Le roi est si ravi de cette loyauté qu’il lui dit : « Je veux que tu sois roi avec moi et que nous régnions ensemble. » Oh ! comme il voit sa gloire restaurée et son chagrin apaisé par ce membre de son peuple. Mais cet homme ne s’arrête pas là. il parcourt tous les chemins du royaume. Et, réveillant les gens par sa parole, il amène une bonne partie d’entre eux à l’imiter et à former le peuple royal qui accorde le droit de régner à son roi.
Et le roi se sent rétabli dans sa gloire et, en récompense, il leur donne le titre d’enfants du roi et il leur dit : « Mon royaume est le vôtre – régnez, mes enfants. »

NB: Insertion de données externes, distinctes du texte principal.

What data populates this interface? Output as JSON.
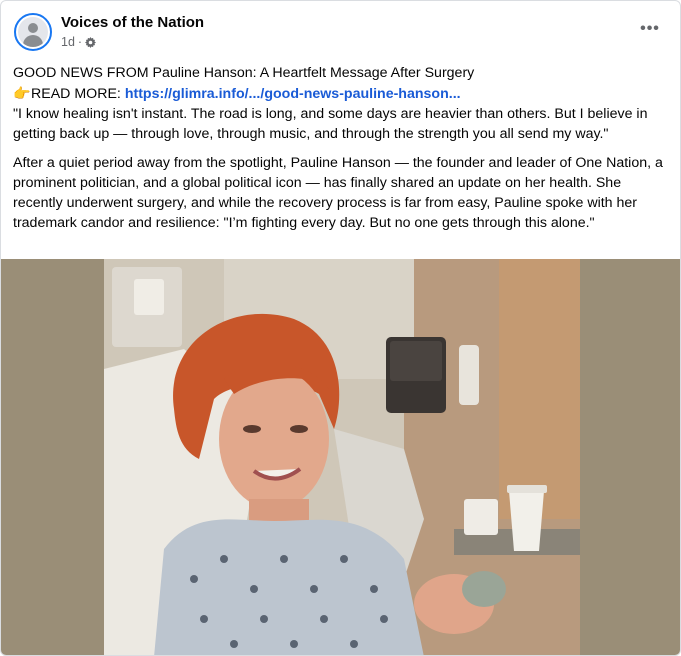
{
  "post": {
    "page_name": "Voices of the Nation",
    "time": "1d",
    "separator": "·",
    "audience_icon": "gear-icon",
    "more_icon": "more-dots-icon",
    "more_glyph": "•••",
    "headline": "GOOD NEWS FROM Pauline Hanson: A Heartfelt Message After Surgery",
    "pointing_icon": "pointing-hand-icon",
    "pointing_emoji": "👉",
    "read_more_label": "READ MORE: ",
    "link_text": "https://glimra.info/.../good-news-pauline-hanson...",
    "quote": "\"I know healing isn't instant. The road is long, and some days are heavier than others. But I believe in getting back up — through love, through music, and through the strength you all send my way.\"",
    "body": "After a quiet period away from the spotlight, Pauline Hanson — the founder and leader of One Nation, a prominent politician, and a global political icon — has finally shared an update on her health. She recently underwent surgery, and while the recovery process is far from easy, Pauline spoke with her trademark candor and resilience: \"I’m fighting every day. But no one gets through this alone.\""
  },
  "colors": {
    "link": "#1a5bd6",
    "avatar_ring": "#1877f2",
    "meta_text": "#65676b",
    "photo_backdrop": "#9a8e77"
  }
}
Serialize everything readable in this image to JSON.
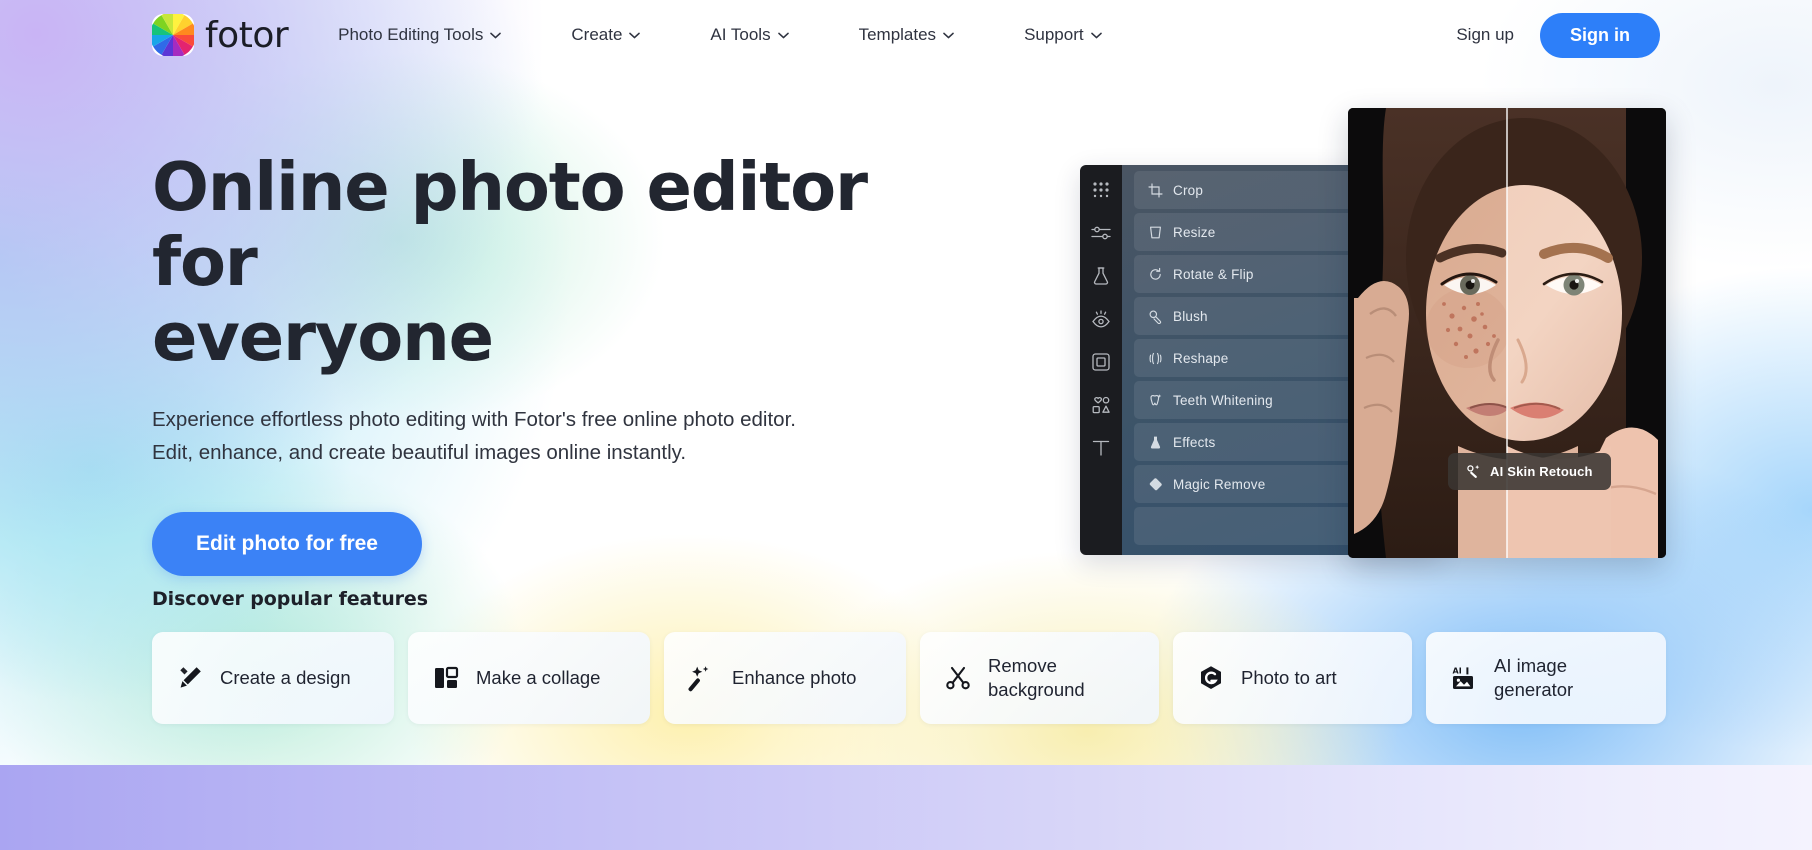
{
  "header": {
    "brand_name": "fotor",
    "logo_icon": "fotor-color-wheel-logo",
    "nav_items": [
      {
        "label": "Photo Editing Tools",
        "has_caret": true
      },
      {
        "label": "Create",
        "has_caret": true
      },
      {
        "label": "AI Tools",
        "has_caret": true
      },
      {
        "label": "Templates",
        "has_caret": true
      },
      {
        "label": "Support",
        "has_caret": true
      }
    ],
    "signup_label": "Sign up",
    "signin_label": "Sign in",
    "signin_color": "#2d7ff9"
  },
  "hero": {
    "title_line1": "Online photo editor for",
    "title_line2": "everyone",
    "subtitle_line1": "Experience effortless photo editing with Fotor's free online photo editor.",
    "subtitle_line2": "Edit, enhance, and create beautiful images online instantly.",
    "cta_label": "Edit photo for free",
    "cta_color": "#3b82f6"
  },
  "editor_mock": {
    "rail_icons": [
      "grid-dots-icon",
      "adjust-sliders-icon",
      "beauty-flask-icon",
      "eye-retouch-icon",
      "frame-square-icon",
      "shapes-sticker-icon",
      "text-tool-icon"
    ],
    "tools": [
      {
        "label": "Crop",
        "icon": "crop-icon"
      },
      {
        "label": "Resize",
        "icon": "resize-icon"
      },
      {
        "label": "Rotate & Flip",
        "icon": "rotate-icon"
      },
      {
        "label": "Blush",
        "icon": "blush-icon"
      },
      {
        "label": "Reshape",
        "icon": "reshape-icon"
      },
      {
        "label": "Teeth Whitening",
        "icon": "teeth-icon"
      },
      {
        "label": "Effects",
        "icon": "effects-icon"
      },
      {
        "label": "Magic Remove",
        "icon": "magic-eraser-icon"
      }
    ],
    "retouch_chip_label": "AI Skin Retouch",
    "retouch_chip_icon": "ai-sparkle-wand-icon"
  },
  "features": {
    "section_title": "Discover popular features",
    "cards": [
      {
        "label": "Create a design",
        "icon": "pencil-cross-icon",
        "two_line": false
      },
      {
        "label": "Make a collage",
        "icon": "collage-grid-icon",
        "two_line": false
      },
      {
        "label": "Enhance photo",
        "icon": "magic-wand-icon",
        "two_line": false
      },
      {
        "label": "Remove background",
        "icon": "scissors-icon",
        "two_line": true
      },
      {
        "label": "Photo to art",
        "icon": "hexagon-g-icon",
        "two_line": false
      },
      {
        "label": "AI image generator",
        "icon": "ai-image-icon",
        "two_line": true
      }
    ]
  },
  "colors": {
    "accent_blue": "#2d7ff9",
    "cta_blue": "#3b82f6",
    "text_dark": "#222630",
    "bottom_band_start": "#aaa5f2",
    "bottom_band_end": "#f4f3fe"
  }
}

Tel est mon Dessein : que dans mon Royaume
- il n’y ait pas des serviteurs,
- mais mes enfants, rois avec Moi.
Cela viendra avec ma Volonté Divine. Oh ! comme Elle attend
- que Lui soit rendue sa Gloire complète dans la Création,
- que l’on reconnaisse que tout Lui appartient afin de pouvoir dire : « Tout est à toi – régnons ensemble. »
Combien Elle attend que ses Connaissances sur le Fiat Suprême parcourent les chemins afin
- de réveiller,
- d’appeler
- de presser les créatures à venir dans mon Royaume pour y constituer mes vrais enfants à qui Je peux donner le titre de rois.
C’est pourquoi Je m’intéresse tellement à ce que ces Manifestations sur ma Volonté Divine soient connues. Parce qu’il s’agit de mon plus grand acte, qui est
- l’accomplissement de ma Gloire et
- le Bien complet des créatures.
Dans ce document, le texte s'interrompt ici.